• Sonuç bulunamadı

2.3. ÇATIŞMA VE ÇATIŞMA ÇÖZME

2.3.2. Evlilik Çatışması

Evlilik ve çatışma kavramları ile ilgili literatür incelendiğinde bu kavramlar üzerine pek çok çalışma yapıldığı görülmektedir. Evlilik çatışması kavramı araştırmacılar tarafından çeşitli şekillerde ele alınmıştır. Uğurlu (2003) çalışmasında evlilik çatışmasının, genellikle bir eşin diğerine keyifsiz bir şekilde davranması ile başlayacağını, bu durumda eşlerin ya tartışmaya gireceğini ya da tartışmadan kaçınacağını belirtmiştir. Eşler arasındaki çatışma ve eşlerin sorun çözme konusunda yaşadığı zorluklar, birbirlerinin farklılıklarını kabul etmede yaşanan güçlükten kaynaklanmaktadır. Evlilik çatışması, yetersiz bir şekilde yönetilmiş ya da yönetilen çatışmadır (Öner, 2013). Tezer (1986) de çatışmayı, bir tarafın kendi isteklerini diğerinin engellediğini veya engellemek üzere olduğunu algılamasıyla başlayan bir süreç olarak tanımlamıştır. Eş, çatışma yaşadığı anda kendisinin ve eşinin isteklerini değerlendirir ancak bu değerlendirme bilinçli bir şekilde yapılmayabilir. Birçok durumda geçmiş yaşantılardan kazanılan deneyimler ve edinilen alışkanlıklar değerlendirmeyi etkiler. Bu tanımda temel unsur, bir eşin diğerinin isteğini

algılamasıdır. Tezer algılamaların da büyük ölçüde olayın nedeni ile ilişkili olduğunu belirtmiştir (Akt: Polat, 2012).

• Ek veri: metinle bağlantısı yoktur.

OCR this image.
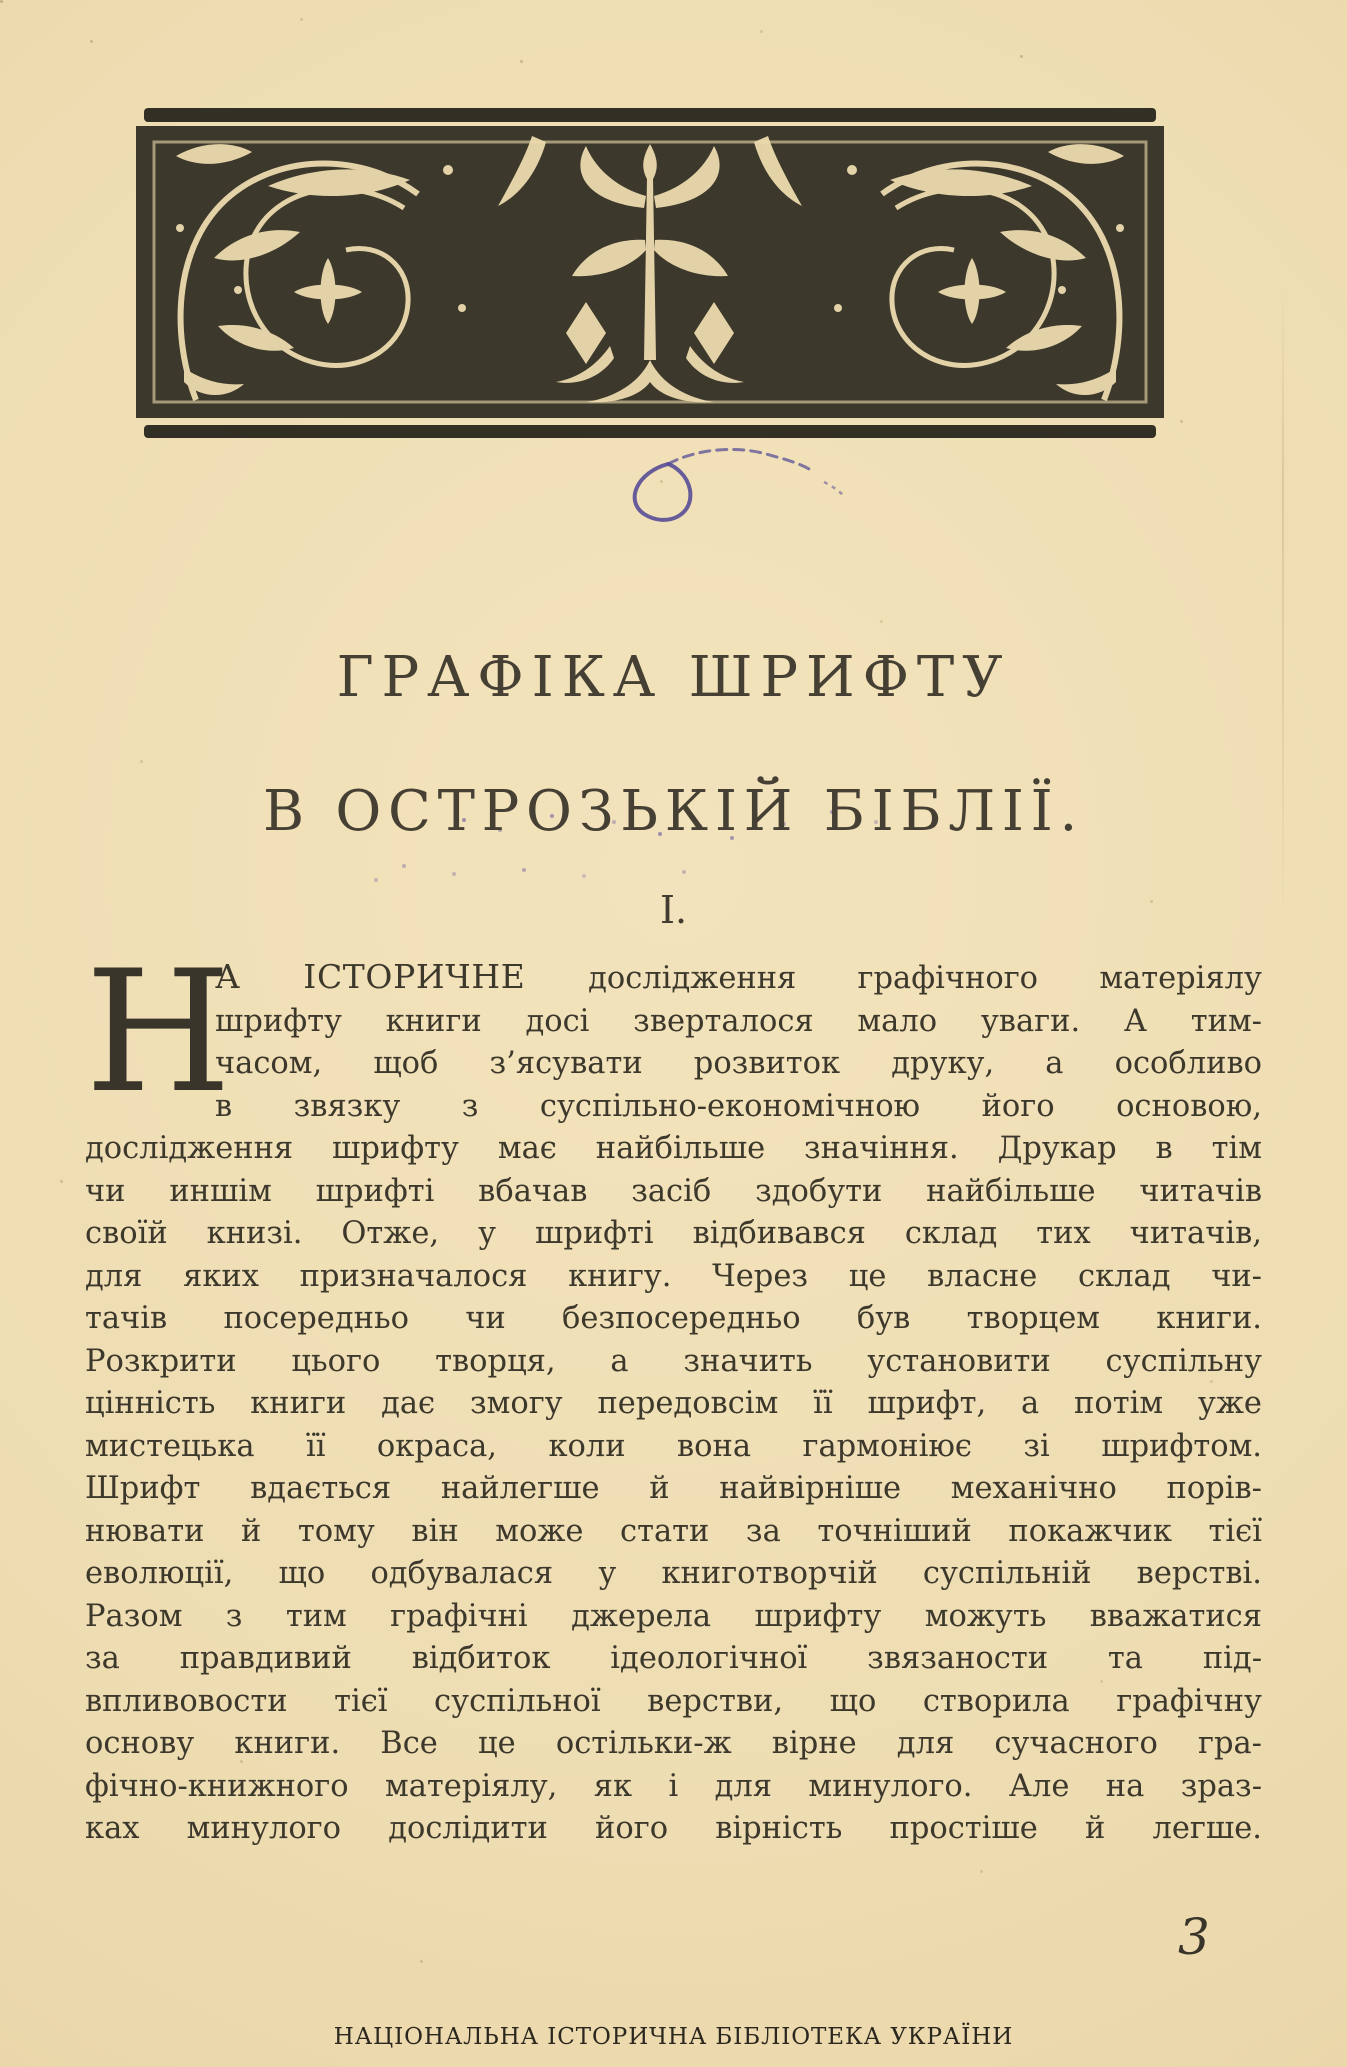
ГРАФІКА ШРИФТУ
В ОСТРОЗЬКІЙ БІБЛІЇ.
I.
Н
А ІСТОРИЧНЕ дослідження графічного матеріялу
шрифту книги досі зверталося мало уваги. А тим-
часом, щоб з’ясувати розвиток друку, а особливо
в звязку з суспільно-економічною його основою,
дослідження шрифту має найбільше значіння. Друкар в тім
чи иншім шрифті вбачав засіб здобути найбільше читачів
своїй книзі. Отже, у шрифті відбивався склад тих читачів,
для яких призначалося книгу. Через це власне склад чи-
тачів посередньо чи безпосередньо був творцем книги.
Розкрити цього творця, а значить установити суспільну
цінність книги дає змогу передовсім її шрифт, а потім уже
мистецька її окраса, коли вона гармоніює зі шрифтом.
Шрифт вдається найлегше й найвірніше механічно порів-
нювати й тому він може стати за точніший покажчик тієї
еволюції, що одбувалася у книготворчій суспільній верстві.
Разом з тим графічні джерела шрифту можуть вважатися
за правдивий відбиток ідеологічної звязаности та під-
впливовости тієї суспільної верстви, що створила графічну
основу книги. Все це остільки-ж вірне для сучасного гра-
фічно-книжного матеріялу, як і для минулого. Але на зраз-
ках минулого дослідити його вірність простіше й легше.
3
НАЦІОНАЛЬНА ІСТОРИЧНА БІБЛІОТЕКА УКРАЇНИ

Profeta (2002) çalışmasında, evlilikte çatışmayı evli eşler arasında anlaşmazlık, uyuşmazlık ve karşıtlık çıkması durumu olarak sunmuştur (Akt: Doğan, 2010). Özen (2006) ise çalışmasında çatışmanın, çiftler için mevcut çözümler tatmin edici olmadığında oluşabileceğini aktarmaktadır. Gordon (1995) evlilik çatışmasını, ilişkide gerçeğin ortaya serildiği an olarak açıklamaktadır. Tümer (1998)’e göre ise evlilik çatışması, eşlerden birinin diğerinin eylemlerine müdahale etmesiyle ortaya çıkan kişilerarası bir süreçtir (Akt: Doğan, 2010). Fincham (2003), evlilikte çatışmanın ortaya çıkışını eşler arasındaki iletişim açısından ele almıştır, çatışmanın ortaya çıkışına zemin hazırlayan bazı duygu ve düşünceler vardır. Bireyin, partnerinin davranışını çatışmaya ortam hazırlayacak şekilde anlamlandırması buna örnek verilebilir (Akt: Öner, 2013). Eşler arasındaki çatışma, eşlerin iletişim ve problem çözme konusunda yaşadığı zorluklar, birlikte yaşamanın yarattığı sorunlar, birbirlerinin farklılıklarını kabul etmede güçlükler ve genel huzursuzluk hali olarak tanımlanmaktadır (Ergin, 2004; Akt: Hacı, 2011). Erbek ve diğ. (2005)’e göre eşler arasındaki çatışma, eşlerden bir tarafın, kendi isteklerini karşı tarafın engellediği veya engellemek üzere olduğunu algılaması ile başlayan ve iki tarafın algılarını, duygularını, sözel ve fiziksel saldırganlığını da kapsayan davranışlarını içeren bir süreçtir. Dhir ve Markman (1984)’e göre ise partnerler açısından tatmin edici olmayan çözümlere ulaşıldığında çatışma meydana gelir. Yani çatışma, çiftlerin birbirine bağlılıklarından kaynaklanan problemleri çözecek stratejilerin başarısızlığından kaynaklanır. Çatışma, “yakın ilişkinin fonksiyonunu görebileceğimiz bir pencere” dir (Akt: Öner, 2013).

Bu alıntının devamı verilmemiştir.